GC of that sort is really up to you. Browsers have lots of RAM, and in my experience many apps don’t really fill it up that much during real operation. So, I don’t GC much unless I specifically know the stuff is getting out of hand in real use (e.g. the user stays logged in for days and very actively uses the app that whole time). Many apps are used in a more transient fashion, and you won’t actually gather up that much cruft.
I’m starting a new Playlist on YouTube titles “Grokking Fulcro”. This is a dual-purpose video series: • Help existing Fulcro users understand the low-level details. • Show common patterns. Fulcro does things differently than people expect, so knowing how to “think” about common problems requires some shifts that people often struggle with. • Expose people less familiar with Clojure(script) to some of the superpowers you gain by using it. First video just dropped. Here’s the playlist: https://www.youtube.com/watch?v=3dZK5seIaVI&list=PLVi9lDx-4C_TBRiHfjnjXaK2J3BIUDPnf&index=1&ab_channel=TonyKay
Are there any concrete examples of websocket push-handlers around? I’m leaning towards figuring out a way that the data provided by a push is in the same shape as a mutation with targeted return values (https://book.fulcrologic.com/#ReturnValues). Does this seem reasonable? I’d like to see what others have come up with.
That is exactly the plan you should have.
That’s reassuring!
In developing your push messages, include an indicator of what component (name in the UI component registry key?) should be used for merge. Then it’s just merge-component!
.
creating edges (targeting) is also something you’ll need to decide on…perhaps generalizing that to something in a UISM actor model?

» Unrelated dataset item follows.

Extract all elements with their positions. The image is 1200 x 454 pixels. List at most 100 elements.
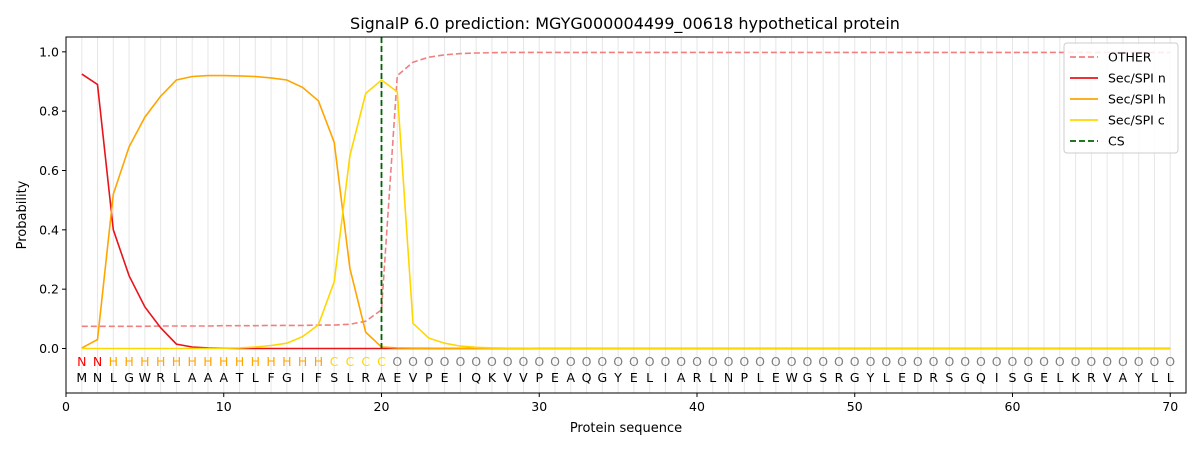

then your messages could be much more generic and not tied to the UI, and the actors in the UISM could provide what you need.
https://cljdoc.org/d/com.fulcrologic/fulcro/3.1.20/api/com.fulcrologic.fulcro.ui-state-machines ?

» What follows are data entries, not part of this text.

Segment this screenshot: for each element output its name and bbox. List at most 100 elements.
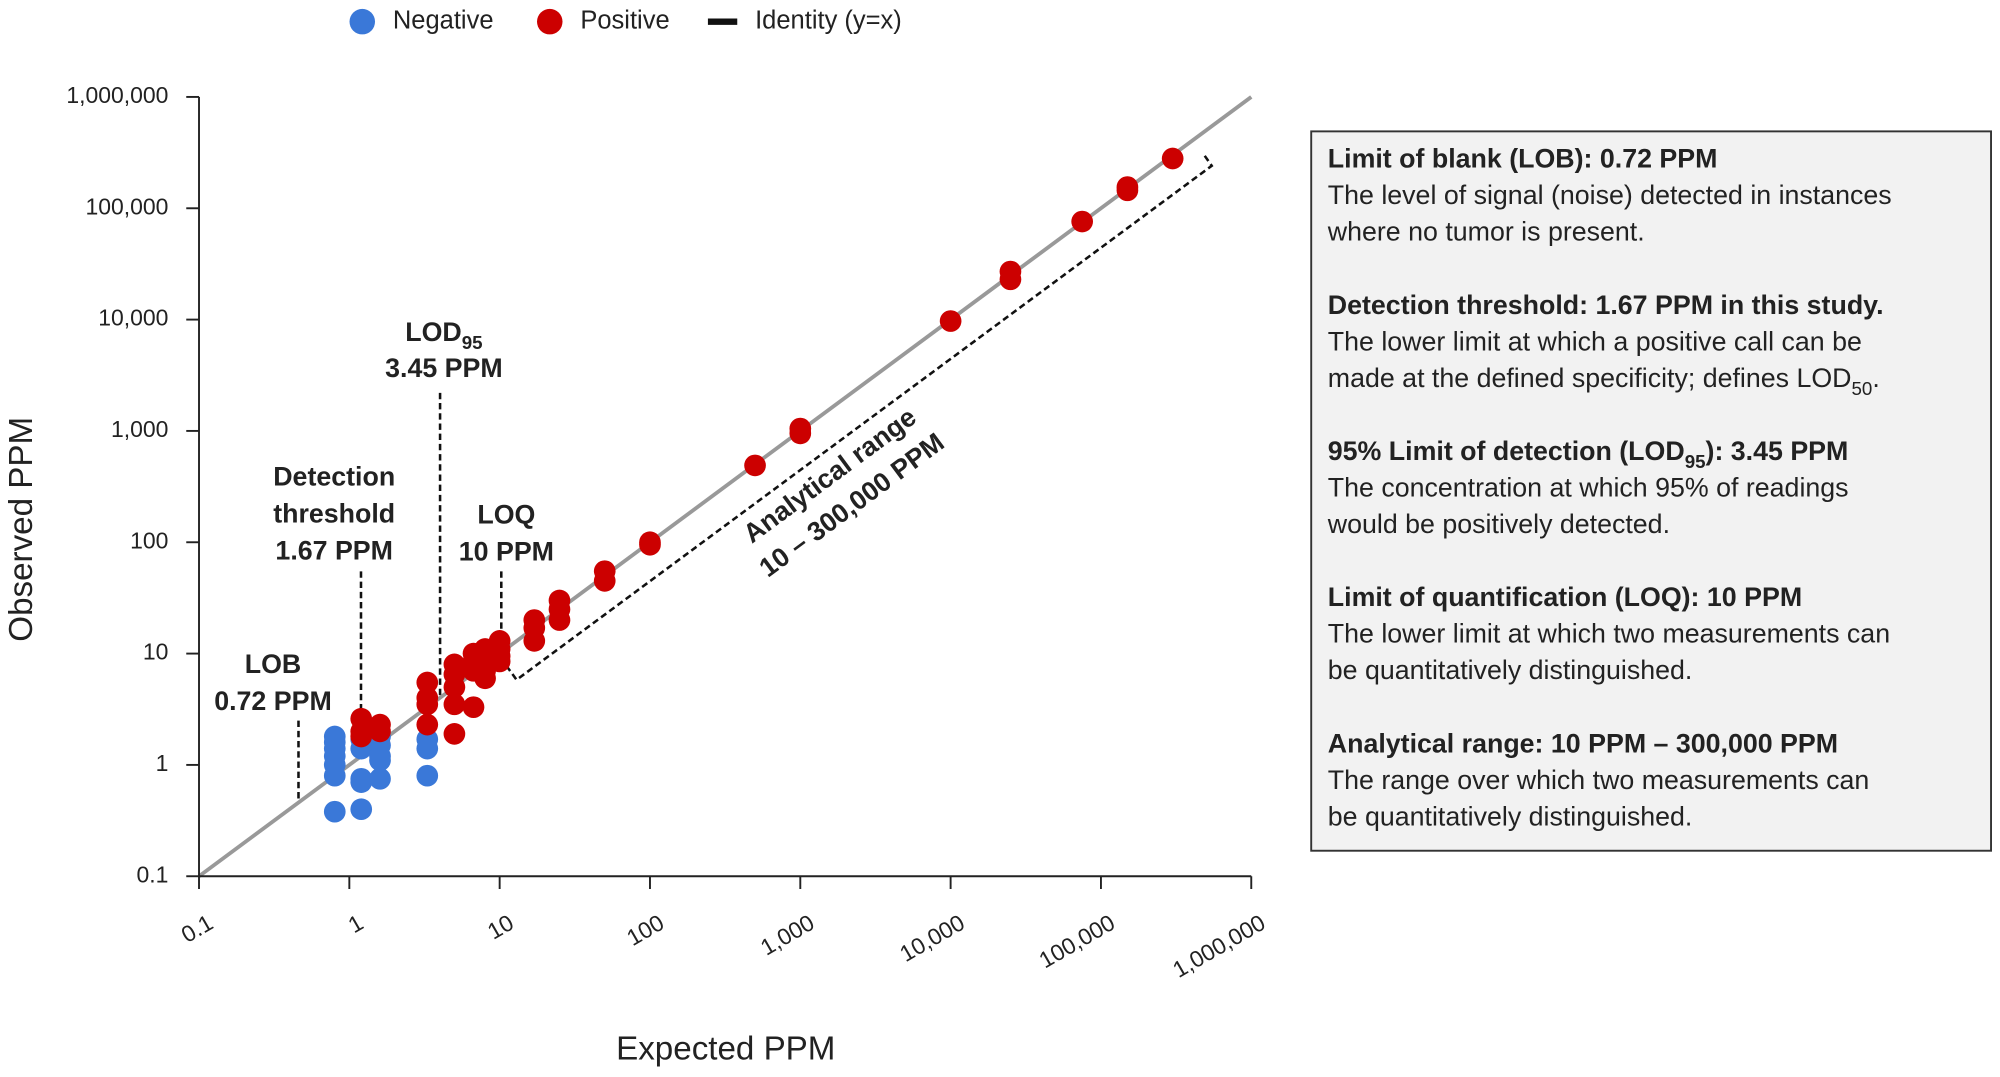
point [639, 533, 661, 556]
annotation: Detection threshold 1.67 PPM [273, 461, 395, 565]
x-tick-label: 0.1 [177, 909, 218, 947]
point [443, 676, 466, 698]
point [416, 764, 439, 787]
text-part: 3.45 PPM [385, 353, 503, 383]
info-text: The concentration at which 95% of readin… [1328, 473, 1849, 503]
point [323, 800, 346, 823]
point [593, 570, 616, 592]
legend-marker [349, 8, 376, 35]
point [1116, 179, 1139, 202]
y-tick-label: 1,000,000 [66, 82, 168, 108]
point [369, 767, 391, 790]
point [523, 630, 546, 652]
point [443, 723, 466, 745]
y-tick-label: 1,000 [111, 416, 168, 442]
x-tick-label: 1,000,000 [1168, 909, 1269, 983]
point [744, 454, 766, 477]
text-part: . [1872, 363, 1879, 393]
point [462, 696, 485, 719]
text-part: Limit of blank (LOB): 0.72 PPM [1328, 144, 1718, 174]
text-part: 1.67 PPM [275, 535, 393, 565]
subscript: 95 [1685, 451, 1706, 472]
text-part: ): 3.45 PPM [1706, 436, 1849, 466]
info-text: The range over which two measurements ca… [1328, 765, 1870, 795]
info-text: The lower limit at which a positive call… [1328, 326, 1862, 356]
point [350, 798, 373, 821]
point [416, 713, 439, 736]
annotation-text: LOD95 [405, 317, 482, 353]
x-tick-label: 10,000 [895, 909, 969, 967]
legend-label: Identity (y=x) [755, 6, 902, 34]
text-part: 0.72 PPM [214, 686, 332, 716]
text-part: made at the defined specificity; defines… [1328, 363, 1852, 393]
point [488, 650, 511, 673]
text-part: 95% Limit of detection (LOD [1328, 436, 1685, 466]
legend-marker [537, 8, 563, 35]
info-text: be quantitatively distinguished. [1328, 655, 1693, 685]
subscript: 95 [462, 333, 483, 354]
info-heading: 95% Limit of detection (LOD95): 3.45 PPM [1328, 436, 1849, 472]
annotation-text: LOQ [477, 500, 535, 530]
subscript: 50 [1852, 378, 1873, 399]
point [369, 720, 391, 743]
annotation: LOQ 10 PPM [459, 500, 554, 567]
annotation-text: 0.72 PPM [214, 686, 332, 716]
x-tick-label: 100 [622, 909, 668, 951]
info-text: where no tumor is present. [1327, 217, 1645, 247]
text-part: Detection [273, 461, 395, 491]
annotation-text: threshold [273, 498, 395, 528]
info-text: be quantitatively distinguished. [1328, 801, 1693, 831]
point [323, 764, 346, 787]
info-heading: Limit of quantification (LOQ): 10 PPM [1328, 582, 1802, 612]
info-heading: Analytical range: 10 PPM – 300,000 PPM [1328, 728, 1838, 758]
point [416, 671, 439, 694]
annotation-text: Detection [273, 461, 395, 491]
annotation: LOB 0.72 PPM [214, 649, 332, 716]
text-part: LOD [405, 317, 462, 347]
point [548, 609, 571, 631]
text-part: where no tumor is present. [1327, 217, 1645, 247]
text-part: The lower limit at which a positive call… [1328, 326, 1862, 356]
info-text: The level of signal (noise) detected in … [1328, 180, 1892, 210]
info-text: The lower limit at which two measurement… [1328, 619, 1890, 649]
info-text: made at the defined specificity; defines… [1328, 363, 1880, 399]
text-part: 10 PPM [459, 537, 554, 567]
point [350, 771, 373, 793]
y-tick-label: 0.1 [137, 861, 169, 887]
x-axis-title: Expected PPM [616, 1031, 835, 1068]
point [416, 737, 439, 760]
text-part: The concentration at which 95% of readin… [1328, 473, 1849, 503]
annotation-text: LOB [245, 649, 301, 679]
text-part: LOB [245, 649, 301, 679]
text-part: threshold [273, 498, 395, 528]
info-heading: Detection threshold: 1.67 PPM in this st… [1328, 290, 1884, 320]
text-part: Analytical range: 10 PPM – 300,000 PPM [1328, 728, 1838, 758]
point [474, 667, 496, 690]
y-tick-label: 10 [143, 639, 169, 665]
point [1161, 147, 1184, 170]
text-part: The level of signal (noise) detected in … [1328, 180, 1892, 210]
y-axis-title: Observed PPM [3, 417, 40, 642]
x-tick-label: 100,000 [1034, 909, 1119, 973]
text-part: Detection threshold: 1.67 PPM in this st… [1328, 290, 1884, 320]
point [789, 422, 812, 445]
legend-label: Positive [580, 6, 669, 34]
point [999, 268, 1022, 291]
x-tick-label: 10 [483, 909, 518, 944]
info-text: would be positively detected. [1327, 509, 1670, 539]
point [443, 693, 466, 716]
annotation-text: 1.67 PPM [275, 535, 393, 565]
info-box [1310, 130, 1992, 852]
y-tick-label: 100 [130, 527, 168, 553]
info-heading: Limit of blank (LOB): 0.72 PPM [1328, 144, 1718, 174]
annotation-text: 10 PPM [459, 537, 554, 567]
text-part: The lower limit at which two measurement… [1328, 619, 1890, 649]
text-part: LOQ [477, 500, 535, 530]
point [416, 693, 439, 716]
y-tick-label: 100,000 [85, 193, 168, 219]
point [939, 310, 962, 332]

there’s, of course, some coupling of knowing what to push from the server and having that macth UI expectations.
yeah, that’s UISM
see book chapter
Yeah, I’ve been trying to suss out what the minimal coupling would be.
I think UISM is a good match, actually. There’s probably not many “states” to it, but the generalizations UISM allows for hooking in “actors” is handy.
I’ve been leaning more and more towards thinking that state machines are the end state of decoupling.
I’ve read you mention elsewhere that you have a couple of production systems out there using websockets. I can understand not being able to share that code. Do you happen to know of some examples that are available to look at?